Writing is part and parcel of nearly every human endeavor and many human endeavors owe their existence and essence to writing. As Walter Ong, S.J., suggests, no matter the course of your life—personally and professionally—writing is one of the primary ways we navigate that life’s contours and complexities. By virtue of this virtue, English 300 traces the roll of writing through a variety of societal endeavors. Likewise, this course introduces students to the field of rhetoric and writing through a sustained engagement with its practices and principles. Students produce a variety of documents (across a variety of genres) in terms of and in the context of key theoretical understandings of that work: namely, rhetorical theory, ethics, information design, and decision architecture. As future professional communicators, students will be continually required to analyze (that is, theorize) audiences, activities, organizations, and contexts. Successful writing practice is always predicated on a prior theoretical understanding or framework.
In addition to addressing the theory/practice key binary, the course is organized around two key metaphors: writing is mapping and writing is decision architecture. Briefly defined, mapping can be understood as the purposeful selection, arrangement, and presentation of information in a usable, primarily visual format for a specific audience. It is an active and creative process, and not merely the passive conveyance of data. Decision architecture is the rhetorical (understood both symbolically and materially) structuring of environments to promote or prescribe certain actions, decisions, or behaviors. These guiding metaphors influence every stage of the course, sometimes directly, sometimes indirectly. In this course and in the writing track at large, writing is not merely the transmission or translation of data or information for an uninformed audience. Rather, it is the generative act of creating, maintaining, and reshaping professional and other social environments which in turn structure and guide the thinking and behavior of others (actions with inherently ethical implications).

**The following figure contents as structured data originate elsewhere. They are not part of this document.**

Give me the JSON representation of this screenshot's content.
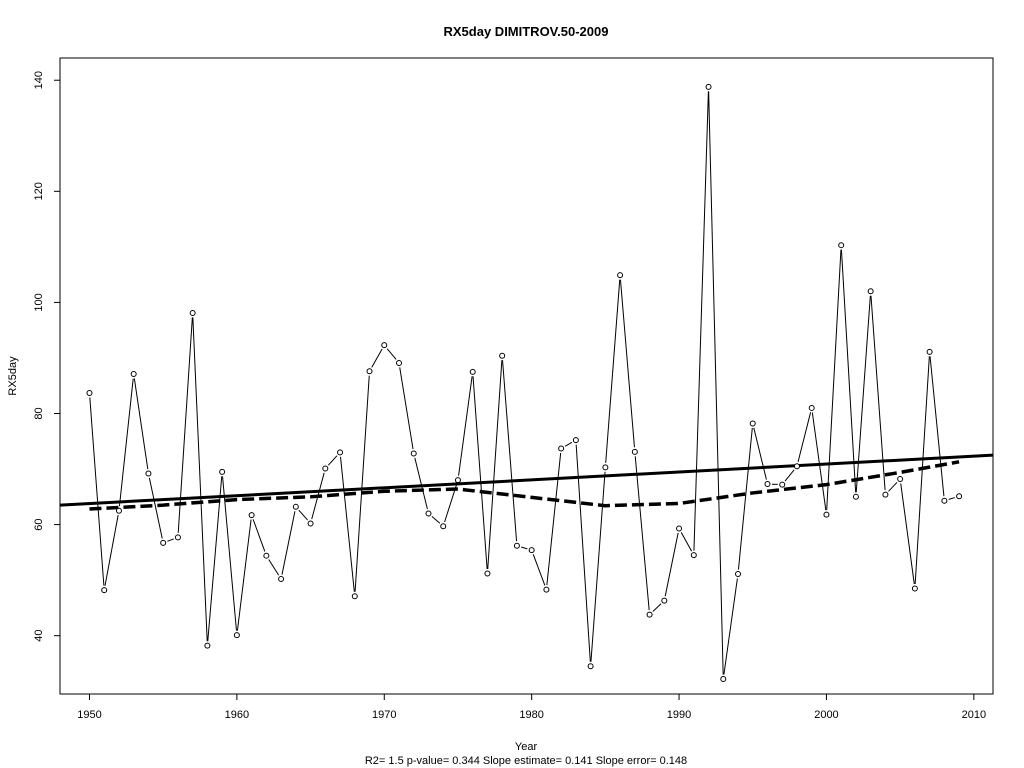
{
  "chart_data": {
    "type": "line",
    "title": "RX5day   DIMITROV.50-2009",
    "xlabel": "Year",
    "ylabel": "RX5day",
    "footer": "R2= 1.5  p-value= 0.344  Slope estimate= 0.141  Slope error= 0.148",
    "xlim": [
      1948,
      2011.3
    ],
    "ylim": [
      29.5,
      144
    ],
    "x_ticks": [
      1950,
      1960,
      1970,
      1980,
      1990,
      2000,
      2010
    ],
    "y_ticks": [
      40,
      60,
      80,
      100,
      120,
      140
    ],
    "series": [
      {
        "style": "line-with-points",
        "color": "#000000",
        "x": [
          1950,
          1951,
          1952,
          1953,
          1954,
          1955,
          1956,
          1957,
          1958,
          1959,
          1960,
          1961,
          1962,
          1963,
          1964,
          1965,
          1966,
          1967,
          1968,
          1969,
          1970,
          1971,
          1972,
          1973,
          1974,
          1975,
          1976,
          1977,
          1978,
          1979,
          1980,
          1981,
          1982,
          1983,
          1984,
          1985,
          1986,
          1987,
          1988,
          1989,
          1990,
          1991,
          1992,
          1993,
          1994,
          1995,
          1996,
          1997,
          1998,
          1999,
          2000,
          2001,
          2002,
          2003,
          2004,
          2005,
          2006,
          2007,
          2008,
          2009
        ],
        "y": [
          83.7,
          48.2,
          62.5,
          87.1,
          69.2,
          56.7,
          57.7,
          98.1,
          38.2,
          69.5,
          40.1,
          61.7,
          54.4,
          50.2,
          63.2,
          60.2,
          70.1,
          73.0,
          47.1,
          87.6,
          92.3,
          89.1,
          72.8,
          62.0,
          59.7,
          68.0,
          87.5,
          51.2,
          90.4,
          56.2,
          55.4,
          48.3,
          73.7,
          75.2,
          34.5,
          70.3,
          104.9,
          73.1,
          43.8,
          46.3,
          59.3,
          54.5,
          138.8,
          32.2,
          51.1,
          78.2,
          67.3,
          67.2,
          70.5,
          81.0,
          61.8,
          110.3,
          65.0,
          102.0,
          65.4,
          68.2,
          48.5,
          91.1,
          64.3,
          65.1
        ]
      },
      {
        "style": "solid-thick",
        "color": "#000000",
        "x": [
          1948,
          2011.3
        ],
        "y": [
          63.5,
          72.5
        ]
      },
      {
        "style": "dashed-thick",
        "color": "#000000",
        "x": [
          1950,
          1955,
          1960,
          1965,
          1970,
          1975,
          1980,
          1985,
          1990,
          1995,
          2000,
          2005,
          2009
        ],
        "y": [
          62.8,
          63.5,
          64.5,
          65.0,
          66.0,
          66.4,
          64.9,
          63.4,
          63.8,
          65.7,
          67.2,
          69.4,
          71.3
        ]
      }
    ]
  }
}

With this in mind, the course asks the following questions: what is writing?, what do (professional) writers do?, and who does (professional) writing? Throughout the semester, students engage readings and one another, complete a variety of in-class exercises, and produce a range of documents in exploring (both theoretically and in practice) the work of professional writing. All work in the course stresses the importance of primary research, document design, effective writing, and audience awareness, considerations that will shape the professional lives of students.